Jahresbilanz Worauf wir 2022 stolz sein können

Henrik Müller
Eine Kolumne von Henrik Müller
Im abgelaufenen Jahr hat sich der Westen selbst überrascht: Wir sind widerstandsfähiger als wir dachten. Für die Gegner der Freiheit hingegen war es kein gutes Jahr.
Solidarität nicht nur auf der Straße: Europa rückte im Ukraine-Krieg zusammen, ließ sich nicht spalten

Solidarität nicht nur auf der Straße: Europa rückte im Ukraine-Krieg zusammen, ließ sich nicht spalten

Foto: IMAGO/Olaf Schuelke

Zum Schluss das Positive: Dass es 2022 nicht noch viel schlimmer kam, lag an der bemerkenswerten Widerstandsfähigkeit der westlichen Gesellschaften. 2022 war wahrlich kein gutes Jahr. Doch es bietet einigen Anlass zu Optimismus. Darauf lässt sich aufbauen. Wir sollten mehr aus dieser Erfahrung machen.

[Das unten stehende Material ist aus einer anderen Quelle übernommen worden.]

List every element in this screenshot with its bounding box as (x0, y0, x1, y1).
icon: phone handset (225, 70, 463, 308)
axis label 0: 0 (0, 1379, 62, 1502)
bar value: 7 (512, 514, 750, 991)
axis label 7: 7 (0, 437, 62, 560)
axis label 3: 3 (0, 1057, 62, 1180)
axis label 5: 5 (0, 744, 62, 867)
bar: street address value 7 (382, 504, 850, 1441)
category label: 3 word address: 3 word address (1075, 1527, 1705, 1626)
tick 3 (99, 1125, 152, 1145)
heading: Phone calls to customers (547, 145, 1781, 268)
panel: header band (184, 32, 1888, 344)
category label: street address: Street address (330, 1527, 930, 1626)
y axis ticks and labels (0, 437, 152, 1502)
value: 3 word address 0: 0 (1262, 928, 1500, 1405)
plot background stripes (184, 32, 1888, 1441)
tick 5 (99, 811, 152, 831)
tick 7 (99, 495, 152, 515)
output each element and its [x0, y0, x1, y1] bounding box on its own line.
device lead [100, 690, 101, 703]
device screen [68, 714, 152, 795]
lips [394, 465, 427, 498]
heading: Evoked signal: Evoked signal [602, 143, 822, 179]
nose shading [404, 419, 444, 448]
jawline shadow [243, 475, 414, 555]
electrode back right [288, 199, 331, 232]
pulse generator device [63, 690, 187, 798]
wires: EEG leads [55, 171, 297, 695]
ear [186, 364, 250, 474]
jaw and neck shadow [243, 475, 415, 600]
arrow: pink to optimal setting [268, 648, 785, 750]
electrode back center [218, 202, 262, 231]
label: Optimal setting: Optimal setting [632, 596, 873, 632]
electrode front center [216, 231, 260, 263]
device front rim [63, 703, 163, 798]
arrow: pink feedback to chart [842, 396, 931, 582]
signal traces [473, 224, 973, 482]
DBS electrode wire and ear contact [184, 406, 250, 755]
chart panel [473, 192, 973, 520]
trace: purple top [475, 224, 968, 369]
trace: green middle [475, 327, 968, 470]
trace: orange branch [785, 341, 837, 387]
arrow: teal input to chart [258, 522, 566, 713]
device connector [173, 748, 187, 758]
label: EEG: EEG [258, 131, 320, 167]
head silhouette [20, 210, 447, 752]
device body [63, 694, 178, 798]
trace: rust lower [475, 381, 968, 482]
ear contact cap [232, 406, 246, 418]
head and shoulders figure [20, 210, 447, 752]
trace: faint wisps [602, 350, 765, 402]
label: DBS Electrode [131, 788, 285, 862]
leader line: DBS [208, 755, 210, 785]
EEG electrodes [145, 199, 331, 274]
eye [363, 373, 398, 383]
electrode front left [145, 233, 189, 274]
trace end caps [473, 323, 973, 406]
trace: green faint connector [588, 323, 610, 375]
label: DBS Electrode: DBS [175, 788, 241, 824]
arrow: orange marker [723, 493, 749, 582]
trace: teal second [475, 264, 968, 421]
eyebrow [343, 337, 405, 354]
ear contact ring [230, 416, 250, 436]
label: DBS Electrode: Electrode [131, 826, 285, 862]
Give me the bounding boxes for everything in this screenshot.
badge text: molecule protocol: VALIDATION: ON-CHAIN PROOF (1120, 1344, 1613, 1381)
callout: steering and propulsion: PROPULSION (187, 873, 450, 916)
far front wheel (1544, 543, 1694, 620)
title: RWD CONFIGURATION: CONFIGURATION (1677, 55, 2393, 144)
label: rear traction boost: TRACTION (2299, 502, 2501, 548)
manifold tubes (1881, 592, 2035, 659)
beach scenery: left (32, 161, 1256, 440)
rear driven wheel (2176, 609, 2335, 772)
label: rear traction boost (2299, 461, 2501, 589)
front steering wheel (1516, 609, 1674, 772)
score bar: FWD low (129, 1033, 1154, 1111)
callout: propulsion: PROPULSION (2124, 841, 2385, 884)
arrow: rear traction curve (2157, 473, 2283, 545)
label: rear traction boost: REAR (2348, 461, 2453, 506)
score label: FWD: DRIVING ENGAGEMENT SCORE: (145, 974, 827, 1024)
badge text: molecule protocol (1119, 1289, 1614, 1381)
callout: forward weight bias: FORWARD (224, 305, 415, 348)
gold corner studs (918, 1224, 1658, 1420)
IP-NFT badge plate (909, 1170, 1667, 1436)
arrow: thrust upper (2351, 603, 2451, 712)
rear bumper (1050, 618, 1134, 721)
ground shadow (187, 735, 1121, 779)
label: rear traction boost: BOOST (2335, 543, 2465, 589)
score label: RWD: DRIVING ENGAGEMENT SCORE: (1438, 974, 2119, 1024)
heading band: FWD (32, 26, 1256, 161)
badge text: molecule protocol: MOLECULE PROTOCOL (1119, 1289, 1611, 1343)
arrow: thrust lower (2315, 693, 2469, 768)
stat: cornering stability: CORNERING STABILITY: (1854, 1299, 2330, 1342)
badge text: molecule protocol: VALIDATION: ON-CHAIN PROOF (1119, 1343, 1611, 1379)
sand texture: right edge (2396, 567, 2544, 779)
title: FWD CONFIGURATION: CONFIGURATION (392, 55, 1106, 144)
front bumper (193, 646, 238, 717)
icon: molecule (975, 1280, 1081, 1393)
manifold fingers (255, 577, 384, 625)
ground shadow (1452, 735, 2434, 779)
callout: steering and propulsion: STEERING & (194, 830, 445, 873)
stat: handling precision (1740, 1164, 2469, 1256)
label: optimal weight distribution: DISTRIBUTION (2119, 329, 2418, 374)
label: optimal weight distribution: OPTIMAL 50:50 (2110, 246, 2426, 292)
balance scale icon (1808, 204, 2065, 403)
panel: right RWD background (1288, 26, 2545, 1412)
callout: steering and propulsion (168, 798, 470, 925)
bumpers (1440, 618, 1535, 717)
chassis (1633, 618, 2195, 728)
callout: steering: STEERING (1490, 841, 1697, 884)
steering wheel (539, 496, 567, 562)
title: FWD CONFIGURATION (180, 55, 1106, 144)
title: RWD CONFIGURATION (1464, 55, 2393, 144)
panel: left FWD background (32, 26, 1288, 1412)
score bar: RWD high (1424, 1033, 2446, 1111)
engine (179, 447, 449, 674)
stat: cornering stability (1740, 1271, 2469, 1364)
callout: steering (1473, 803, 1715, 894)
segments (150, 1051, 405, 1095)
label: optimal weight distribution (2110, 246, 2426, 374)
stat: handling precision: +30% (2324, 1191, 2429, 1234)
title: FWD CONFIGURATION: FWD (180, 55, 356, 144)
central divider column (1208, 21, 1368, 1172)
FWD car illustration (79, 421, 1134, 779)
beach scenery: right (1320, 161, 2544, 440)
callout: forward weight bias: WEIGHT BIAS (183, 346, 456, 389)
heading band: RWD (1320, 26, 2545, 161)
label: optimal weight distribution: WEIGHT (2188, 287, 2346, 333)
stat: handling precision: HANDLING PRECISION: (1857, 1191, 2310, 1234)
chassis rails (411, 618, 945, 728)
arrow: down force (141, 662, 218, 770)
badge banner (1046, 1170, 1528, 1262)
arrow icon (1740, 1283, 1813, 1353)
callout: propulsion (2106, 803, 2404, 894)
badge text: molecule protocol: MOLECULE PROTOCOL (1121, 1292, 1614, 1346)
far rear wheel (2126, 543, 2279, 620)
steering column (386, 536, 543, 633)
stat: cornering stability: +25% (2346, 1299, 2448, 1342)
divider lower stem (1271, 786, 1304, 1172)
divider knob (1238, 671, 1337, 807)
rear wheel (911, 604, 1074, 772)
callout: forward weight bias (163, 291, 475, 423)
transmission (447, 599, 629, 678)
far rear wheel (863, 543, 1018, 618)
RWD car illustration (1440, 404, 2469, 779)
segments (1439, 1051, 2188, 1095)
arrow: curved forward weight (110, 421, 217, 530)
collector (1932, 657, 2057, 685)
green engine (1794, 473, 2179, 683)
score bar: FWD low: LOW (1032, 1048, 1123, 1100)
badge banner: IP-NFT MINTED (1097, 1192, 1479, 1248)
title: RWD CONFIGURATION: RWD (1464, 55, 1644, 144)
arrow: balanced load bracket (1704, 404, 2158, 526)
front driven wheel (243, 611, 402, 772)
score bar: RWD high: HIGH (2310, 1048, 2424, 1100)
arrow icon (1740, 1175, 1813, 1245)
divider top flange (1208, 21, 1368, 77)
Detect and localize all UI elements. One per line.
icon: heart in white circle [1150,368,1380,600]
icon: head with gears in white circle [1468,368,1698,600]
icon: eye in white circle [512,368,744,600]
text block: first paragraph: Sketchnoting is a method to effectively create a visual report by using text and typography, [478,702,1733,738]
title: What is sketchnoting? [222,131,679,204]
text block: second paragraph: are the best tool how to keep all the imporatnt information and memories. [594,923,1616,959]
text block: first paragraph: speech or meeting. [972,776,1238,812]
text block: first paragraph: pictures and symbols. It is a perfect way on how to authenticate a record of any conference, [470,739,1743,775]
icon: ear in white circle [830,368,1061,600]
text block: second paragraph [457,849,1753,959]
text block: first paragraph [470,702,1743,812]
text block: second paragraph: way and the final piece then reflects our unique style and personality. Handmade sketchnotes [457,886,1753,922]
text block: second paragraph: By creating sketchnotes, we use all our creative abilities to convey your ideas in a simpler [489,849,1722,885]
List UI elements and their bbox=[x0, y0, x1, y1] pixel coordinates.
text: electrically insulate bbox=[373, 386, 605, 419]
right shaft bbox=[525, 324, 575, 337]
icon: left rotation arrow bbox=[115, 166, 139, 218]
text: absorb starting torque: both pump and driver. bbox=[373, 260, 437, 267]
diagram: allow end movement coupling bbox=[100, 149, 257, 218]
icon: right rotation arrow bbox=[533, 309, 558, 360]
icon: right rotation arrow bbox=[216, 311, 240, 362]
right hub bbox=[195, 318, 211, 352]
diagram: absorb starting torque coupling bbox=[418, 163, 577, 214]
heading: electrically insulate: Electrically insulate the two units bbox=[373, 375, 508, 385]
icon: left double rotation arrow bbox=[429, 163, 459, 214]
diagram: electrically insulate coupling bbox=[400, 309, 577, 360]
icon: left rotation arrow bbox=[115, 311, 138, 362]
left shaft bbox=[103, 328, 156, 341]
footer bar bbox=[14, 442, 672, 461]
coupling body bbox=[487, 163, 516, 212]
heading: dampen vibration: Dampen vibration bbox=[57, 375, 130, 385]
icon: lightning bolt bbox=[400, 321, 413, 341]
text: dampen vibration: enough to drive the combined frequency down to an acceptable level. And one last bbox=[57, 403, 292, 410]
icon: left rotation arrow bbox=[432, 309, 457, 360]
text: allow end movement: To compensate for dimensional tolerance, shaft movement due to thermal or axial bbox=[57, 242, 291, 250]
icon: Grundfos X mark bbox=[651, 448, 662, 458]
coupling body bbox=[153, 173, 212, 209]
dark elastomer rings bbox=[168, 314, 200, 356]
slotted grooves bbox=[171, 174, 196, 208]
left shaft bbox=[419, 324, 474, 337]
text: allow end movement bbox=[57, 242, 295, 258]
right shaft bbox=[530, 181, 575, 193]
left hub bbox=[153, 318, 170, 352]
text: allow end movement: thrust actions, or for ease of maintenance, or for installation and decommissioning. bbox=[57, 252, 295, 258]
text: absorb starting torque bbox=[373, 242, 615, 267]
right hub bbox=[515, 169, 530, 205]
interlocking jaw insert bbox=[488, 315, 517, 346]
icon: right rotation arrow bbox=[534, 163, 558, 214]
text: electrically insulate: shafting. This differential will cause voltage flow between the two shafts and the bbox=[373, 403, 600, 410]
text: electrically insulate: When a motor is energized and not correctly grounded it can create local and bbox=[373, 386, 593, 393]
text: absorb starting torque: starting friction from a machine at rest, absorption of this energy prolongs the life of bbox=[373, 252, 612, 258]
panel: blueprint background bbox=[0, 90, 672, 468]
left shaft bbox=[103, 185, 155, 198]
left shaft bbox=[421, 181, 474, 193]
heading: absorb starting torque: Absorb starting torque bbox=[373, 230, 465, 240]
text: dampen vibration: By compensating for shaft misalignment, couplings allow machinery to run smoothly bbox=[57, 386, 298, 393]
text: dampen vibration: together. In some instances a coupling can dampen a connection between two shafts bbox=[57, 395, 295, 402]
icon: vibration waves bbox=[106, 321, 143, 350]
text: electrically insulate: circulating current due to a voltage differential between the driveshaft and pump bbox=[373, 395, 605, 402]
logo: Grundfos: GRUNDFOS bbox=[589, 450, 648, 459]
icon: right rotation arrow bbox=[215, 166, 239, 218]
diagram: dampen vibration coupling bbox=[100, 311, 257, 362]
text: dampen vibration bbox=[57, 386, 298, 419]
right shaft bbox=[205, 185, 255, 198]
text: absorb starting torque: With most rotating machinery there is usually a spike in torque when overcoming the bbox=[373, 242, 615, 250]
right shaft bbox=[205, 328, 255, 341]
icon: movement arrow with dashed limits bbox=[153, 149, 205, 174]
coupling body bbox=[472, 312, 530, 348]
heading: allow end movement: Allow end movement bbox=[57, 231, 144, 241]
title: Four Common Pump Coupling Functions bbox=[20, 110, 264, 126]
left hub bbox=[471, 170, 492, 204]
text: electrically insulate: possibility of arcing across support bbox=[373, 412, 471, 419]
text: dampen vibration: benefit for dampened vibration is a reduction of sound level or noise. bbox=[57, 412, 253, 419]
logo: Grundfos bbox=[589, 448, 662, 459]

Als wir vor einem Jahr an dieser Stelle über den Ausblick auf 2022 diskutierten, lautete die These, dass es in den folgenden zwölf Monaten um die Selbstbehauptung des Westens gehen werde – nach innen und nach außen. Und es war alles andere als sicher, wie die Sache ausgehen würde.

So war die Lage Anfang des Jahres: Das schockierende Erlebnis der Corona-Pandemie verlor gerade seinen Schrecken. Doch die nächsten Herausforderungen zeichneten sich bereits ab. Satellitenbilder zeigten einen beispiellosen Truppenaufmarsch an der russischen Westgrenze. Für alle, die es sehen wollten, war sichtbar, dass sich dort ein Konflikt zusammenbraute, auf den die Europäer nicht vorbereitet waren.

Auch innerhalb der westlichen Gesellschaften waren tiefe Risse erkennbar, die den Zusammenhalt infrage stellten. Eine unselige Melange aus Rechtspopulismus und Pandemiemüdigkeit hatte Eckpfeiler der westlichen Demokratie geschleift. Bereits Anfang 2021 hatte ein gewalttätiger Mob den Sitz des US-Parlaments gestürmt, und der damals noch amtierende Präsident, Donald Trump, hatte ihn dazu angefeuert. Ein ungeheuerliches Ereignis. Die Gefahr bestand, dass die mit knapper Mehrheit regierenden Demokraten bei den Halbzeitwahlen zum Kongress ihre Mehrheit verlieren würden. In Frankreich stand eine Präsidentschaftswahl bevor, bei der die extrem rechte Marine Le Pen, eine realistische Chance hatte, in den Elysee-Palast einzuziehen.

Die Inflation hatte bereits im Herbst 2021 Fahrt aufgenommen. Dass die Notenbanken Schwierigkeiten haben würden, die Preisdynamik, der sie zu lange tatenlos zugesehen hatten, wieder einzufangen, war klar. Die anziehende Inflation wiederum würde die politischen Risse vertiefen und den Populisten in die Hände spielen. Allen Widrigkeiten zum Trotz steht der Westen heute in mancher Hinsicht besser da als vor einem Jahr.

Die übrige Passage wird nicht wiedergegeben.